Other accounts go on to suggest that York was further deceived, by some of John Neville of Raby's forces displaying false colours, into believing that the Earl of Warwick had arrived with aid.

The Yorkist army charged out of Sandal Castle down the present-day Manygates Lane towards the Lancastrian force under Clifford was positioned to the north of the castle. As York engaged the Lancastrians to his front, he was attacked by others coming in from his flank and rear, which cut him off from retreat to the castle, and the jaws of the trap snapped shut on the Yorkist leader.
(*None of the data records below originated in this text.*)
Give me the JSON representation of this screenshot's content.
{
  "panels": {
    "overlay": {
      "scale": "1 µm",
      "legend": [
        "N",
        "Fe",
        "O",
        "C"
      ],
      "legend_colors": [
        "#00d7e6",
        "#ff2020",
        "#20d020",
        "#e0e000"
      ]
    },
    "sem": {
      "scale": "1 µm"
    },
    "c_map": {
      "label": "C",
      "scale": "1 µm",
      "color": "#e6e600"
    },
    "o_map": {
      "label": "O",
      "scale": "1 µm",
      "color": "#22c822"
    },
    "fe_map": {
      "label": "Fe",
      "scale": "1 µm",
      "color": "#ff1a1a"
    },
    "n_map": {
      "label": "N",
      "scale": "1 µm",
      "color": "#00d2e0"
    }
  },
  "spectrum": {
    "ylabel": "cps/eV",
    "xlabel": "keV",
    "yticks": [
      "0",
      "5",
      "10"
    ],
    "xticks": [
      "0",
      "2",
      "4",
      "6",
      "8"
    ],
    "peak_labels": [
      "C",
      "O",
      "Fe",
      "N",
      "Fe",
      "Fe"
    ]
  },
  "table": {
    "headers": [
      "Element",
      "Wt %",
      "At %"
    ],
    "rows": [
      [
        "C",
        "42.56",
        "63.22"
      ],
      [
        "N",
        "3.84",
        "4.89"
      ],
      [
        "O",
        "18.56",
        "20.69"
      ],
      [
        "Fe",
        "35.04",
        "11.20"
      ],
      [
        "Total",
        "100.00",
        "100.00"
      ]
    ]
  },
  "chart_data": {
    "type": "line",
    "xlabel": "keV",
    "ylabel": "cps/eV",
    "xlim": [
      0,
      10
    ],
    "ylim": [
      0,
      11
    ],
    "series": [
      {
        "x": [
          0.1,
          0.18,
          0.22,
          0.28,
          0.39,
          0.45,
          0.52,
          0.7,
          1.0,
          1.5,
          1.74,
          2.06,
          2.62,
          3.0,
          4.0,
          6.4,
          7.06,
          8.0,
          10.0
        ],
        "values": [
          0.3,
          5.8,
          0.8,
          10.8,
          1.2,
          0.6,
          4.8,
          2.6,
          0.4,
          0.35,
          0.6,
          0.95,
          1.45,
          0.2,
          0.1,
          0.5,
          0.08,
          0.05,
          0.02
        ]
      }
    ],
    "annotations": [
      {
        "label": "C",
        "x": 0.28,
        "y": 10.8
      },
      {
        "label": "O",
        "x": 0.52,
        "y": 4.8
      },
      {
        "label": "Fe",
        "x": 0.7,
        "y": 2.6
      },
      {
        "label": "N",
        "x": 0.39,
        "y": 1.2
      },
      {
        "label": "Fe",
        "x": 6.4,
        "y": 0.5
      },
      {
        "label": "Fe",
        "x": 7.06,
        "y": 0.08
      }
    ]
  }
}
Edward Hall recorded 'but when he was in the plain ground between his castle and the town of Wakefield, he was environed on every side, like a fish in a net, or a deer in a buckstall; so that he manfully fighting was within half an hour slain and dead, and his whole army discomfited.'

The battle lasted less than an hour, the Duke of York was slain in the melee, it was said that he went down fighting with his back to a clump of willow trees. His seventeen year old son Rutland, who had fought by his father's side, fled to escape over Wakefield Bridge, but was overtaken and killed, probably by Clifford in revenge for his father's death at St Albans.

Roderick O'Flanagan in his 1870 biography of Edmund states ' Urged by his tutor, a priest named Robert Aspell, he was no sooner aware that the field was lost than he sought safety by flight. Their movements were intercepted by the Lancastrians and Lord Clifford made him prisoner but did not then know his rank. Struck with the richness of his armour and equipment, Lord Clifford demanded his name. "Save him", implored the Chaplain; "for he is the Prince's son, and peradventure may do you good hereafter." This was an impolitic appeal, for it denoted hopes of the House of York being again in the ascendant, which the Lancastrians, flushed with recent victory, regarded as impossible. The ruthless noble swore a solemn oath: "Thy father", said he, "slew mine; and so will I do thee and all thy kin;" and with these words be rushed on the hapless youth, and drove his dagger to the hilt in his heart. Thus fell, at the early age of seventeen, Edmund Plantagenet, Earl of Rutland, Lord Chancellor of Ireland.'

Accurate casualties for the Battle of Wakefield are not known, but it is thought that the Lancastrians lost around 200 men, while the Yorkist dead numbered around 700 to 2,500. Salisbury's fourth son Sir Thomas Neville, and his son in law William, Lord Harington, were also killed in the battle. Richard Neville, Earl of Salisbury himself managed to escape the battlefield but was captured during the night by a servant of Sir Andrew Trollope, and taken to the Lancastrian camp at Pontefract Castle, where he was beheaded.

Aftermath

After the battle Margaret of Anjou had the heads of York, Rutland and Salisbury impaled on spikes and displayed over Micklegate Bar, the western gate through the York city walls, York's was crowned with a paper crown in derision.

York's death did not bring the desired end to the wars. The victorious Lancastrian army, reinforced by Scots and borderers hungry for plunder, marched south. They defeated the army of Salisbury's son, the Earl of Warwick, at the Second Battle of St Albans and recaptured the hapless Henry VI, who had been abandoned on the battlefield, but the Londoners, alarmed by the tale of plundering Lancastrian forces, stoutly refused them entry to the city.

York's eldest son, Edward, now the Duke of York, defeated the Welsh Lancastrians at the Battle of Mortimer's Cross and was proclaimed King Edward IV of England. The Lancastrians withdrew to the north but were pursued and utterly defeated by Edward and Warwick at the bloody Battle of Towton in Yorkshire.

A Victorian monument, set up by subscription in 1897, occupies the site where the Duke of York was traditionally said to have been killed, a few hundred yards from the gatehouse of Sandal Castle. It replaces an older monument set up by Edward IV to the memory of his father, which was destroyed by Parliamentary soldiers during the Civil War.